A SanvaadGarh Investigation
For years, Hasdeo Arand stood at the centre of one of India’s biggest environmental battles.
Thousands of Adivasi residents protested. Environmentalists warned of irreversible ecological damage. Politicians made competing promises. The issue dominated national headlines.
Today, the cameras are gone.
But Hasdeo has not stopped changing.
While public attention shifted elsewhere, decisions affecting one of Central India’s largest contiguous forests have continued to move through official channels. The proposed Kente Extension coal block alone involves the diversion of around 1,742 hectares of forest, with mining planned for a coal block allotted to Rajasthan Rajya Vidyut Utpadan Nigam Limited (RVUNL), where Adani Enterprises serves as the mine developer and operator.
The debate today is no longer just about one coal block.
It is about the future of an entire landscape.
A Forest That Powers More Than Electricity
Spread across northern Chhattisgarh, Hasdeo Arand is more than a coal reserve.
It is home to dense sal forests, elephant corridors, rivers, and thousands of Adivasi families whose livelihoods depend on forests for food, water and income.
For decades, the region has represented a difficult question for policymakers:
Can India expand coal production without permanently altering one of its most ecologically significant forests?
The Next Phase
Coal mining in Hasdeo is not new.
The Parsa East and Kente Basan (PEKB) mine has been operational for years.

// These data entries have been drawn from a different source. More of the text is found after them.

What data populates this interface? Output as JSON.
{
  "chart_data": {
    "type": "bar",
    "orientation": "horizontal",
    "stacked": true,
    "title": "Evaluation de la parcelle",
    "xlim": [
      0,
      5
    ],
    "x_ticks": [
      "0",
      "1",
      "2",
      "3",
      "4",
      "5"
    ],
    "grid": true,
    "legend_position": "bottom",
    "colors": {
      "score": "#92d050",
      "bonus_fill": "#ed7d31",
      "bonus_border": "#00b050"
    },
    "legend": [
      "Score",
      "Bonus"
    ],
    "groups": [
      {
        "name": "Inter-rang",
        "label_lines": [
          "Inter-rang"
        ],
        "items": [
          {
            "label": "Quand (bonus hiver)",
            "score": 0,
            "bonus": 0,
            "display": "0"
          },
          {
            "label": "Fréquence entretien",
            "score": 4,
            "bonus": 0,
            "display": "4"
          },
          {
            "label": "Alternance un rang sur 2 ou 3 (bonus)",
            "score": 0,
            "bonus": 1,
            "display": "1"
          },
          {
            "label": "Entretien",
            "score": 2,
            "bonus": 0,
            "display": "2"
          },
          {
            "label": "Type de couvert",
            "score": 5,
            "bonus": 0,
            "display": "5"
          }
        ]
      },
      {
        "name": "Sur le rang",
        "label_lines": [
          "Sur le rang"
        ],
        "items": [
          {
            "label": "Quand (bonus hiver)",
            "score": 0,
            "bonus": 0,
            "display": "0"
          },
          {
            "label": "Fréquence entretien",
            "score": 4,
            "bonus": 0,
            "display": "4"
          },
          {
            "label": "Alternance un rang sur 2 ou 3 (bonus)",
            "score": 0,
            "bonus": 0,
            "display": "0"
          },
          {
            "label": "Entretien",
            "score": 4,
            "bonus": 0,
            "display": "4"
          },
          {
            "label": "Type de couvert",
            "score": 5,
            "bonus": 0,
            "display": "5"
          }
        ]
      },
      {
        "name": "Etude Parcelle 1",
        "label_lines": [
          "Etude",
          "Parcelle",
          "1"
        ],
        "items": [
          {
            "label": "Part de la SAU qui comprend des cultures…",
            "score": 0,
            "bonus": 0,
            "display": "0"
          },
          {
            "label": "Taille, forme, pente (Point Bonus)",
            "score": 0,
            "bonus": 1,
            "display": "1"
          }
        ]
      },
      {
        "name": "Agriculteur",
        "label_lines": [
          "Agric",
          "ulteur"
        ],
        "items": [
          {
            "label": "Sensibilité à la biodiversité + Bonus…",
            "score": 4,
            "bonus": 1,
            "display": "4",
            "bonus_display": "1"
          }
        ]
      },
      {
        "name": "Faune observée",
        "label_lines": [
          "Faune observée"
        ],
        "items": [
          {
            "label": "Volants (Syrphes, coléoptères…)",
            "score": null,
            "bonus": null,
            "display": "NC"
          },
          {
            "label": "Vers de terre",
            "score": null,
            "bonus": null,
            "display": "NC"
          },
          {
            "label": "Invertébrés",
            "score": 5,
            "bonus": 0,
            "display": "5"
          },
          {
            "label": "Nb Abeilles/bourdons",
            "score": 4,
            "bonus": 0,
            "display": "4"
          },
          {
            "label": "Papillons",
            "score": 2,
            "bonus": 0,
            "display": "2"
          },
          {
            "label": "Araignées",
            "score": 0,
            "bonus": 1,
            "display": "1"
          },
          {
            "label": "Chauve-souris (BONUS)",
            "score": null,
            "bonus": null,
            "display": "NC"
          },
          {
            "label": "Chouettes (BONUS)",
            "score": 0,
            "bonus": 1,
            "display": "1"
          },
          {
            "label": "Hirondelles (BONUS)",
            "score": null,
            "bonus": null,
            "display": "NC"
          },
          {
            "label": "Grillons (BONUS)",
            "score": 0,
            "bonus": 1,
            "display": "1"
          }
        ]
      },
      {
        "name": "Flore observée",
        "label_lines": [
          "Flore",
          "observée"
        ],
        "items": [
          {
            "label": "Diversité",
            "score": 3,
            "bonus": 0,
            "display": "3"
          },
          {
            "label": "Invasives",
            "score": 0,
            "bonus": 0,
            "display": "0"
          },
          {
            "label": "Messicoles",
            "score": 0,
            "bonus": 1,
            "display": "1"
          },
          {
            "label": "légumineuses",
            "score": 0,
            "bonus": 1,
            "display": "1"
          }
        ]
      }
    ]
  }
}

What has brought the region back into focus is the proposed expansion into adjoining coal blocks, particularly Kente Extension, which has moved through key stages of the forest clearance process. Environmental groups and local organisations have opposed the proposal, while the government and project proponents have argued that additional coal production is important for meeting energy demand.
The disagreement extends beyond mining itself.
It centres on forests, wildlife, community consent and long-term development.
Development or a Familiar Cycle?
Supporters argue that mining generates electricity, employment and economic growth.
Critics ask a different question.
If decades of mining have already transformed large parts of Chhattisgarh, why do many nearby communities still struggle with basic healthcare, employment, drinking water and rehabilitation?
For many residents, the concern is not only whether another mine should open.
It is whether the promises made after previous mining projects were fully delivered.
The Elephant in the Forest
Hasdeo is recognised as an important elephant habitat and movement corridor.
Earlier biodiversity assessments by government-linked research institutions highlighted the ecological importance of the landscape and recommended caution regarding additional mining activity beyond existing operations. Those findings continue to feature prominently in the public debate over future expansion.
The question remains:
Can industrial expansion and wildlife conservation coexist in one of Central India’s most sensitive forest regions?
A Story Bigger Than One Company
Public discussion around Hasdeo often focuses on one corporate name.
But the issue extends beyond any single company.
It is about how India balances three competing priorities:
- Energy security
- Environmental conservation
- Rights of forest-dependent communities
The decisions taken in Hasdeo will shape more than one mining project.
They may become a blueprint for how future critical mineral and coal projects are pursued across India.
The Question That Still Awaits an Answer
India needs electricity.
India also needs forests.
The challenge has never been choosing one over the other.
The challenge is ensuring that development is transparent, legally compliant, environmentally responsible and fair to the people who have lived in these forests for generations.
As the national conversation moves on, Hasdeo remains.
Still standing.
Still contested.
Still asking a question that India has yet to answer:
How much forest is a nation willing to lose in the name of development?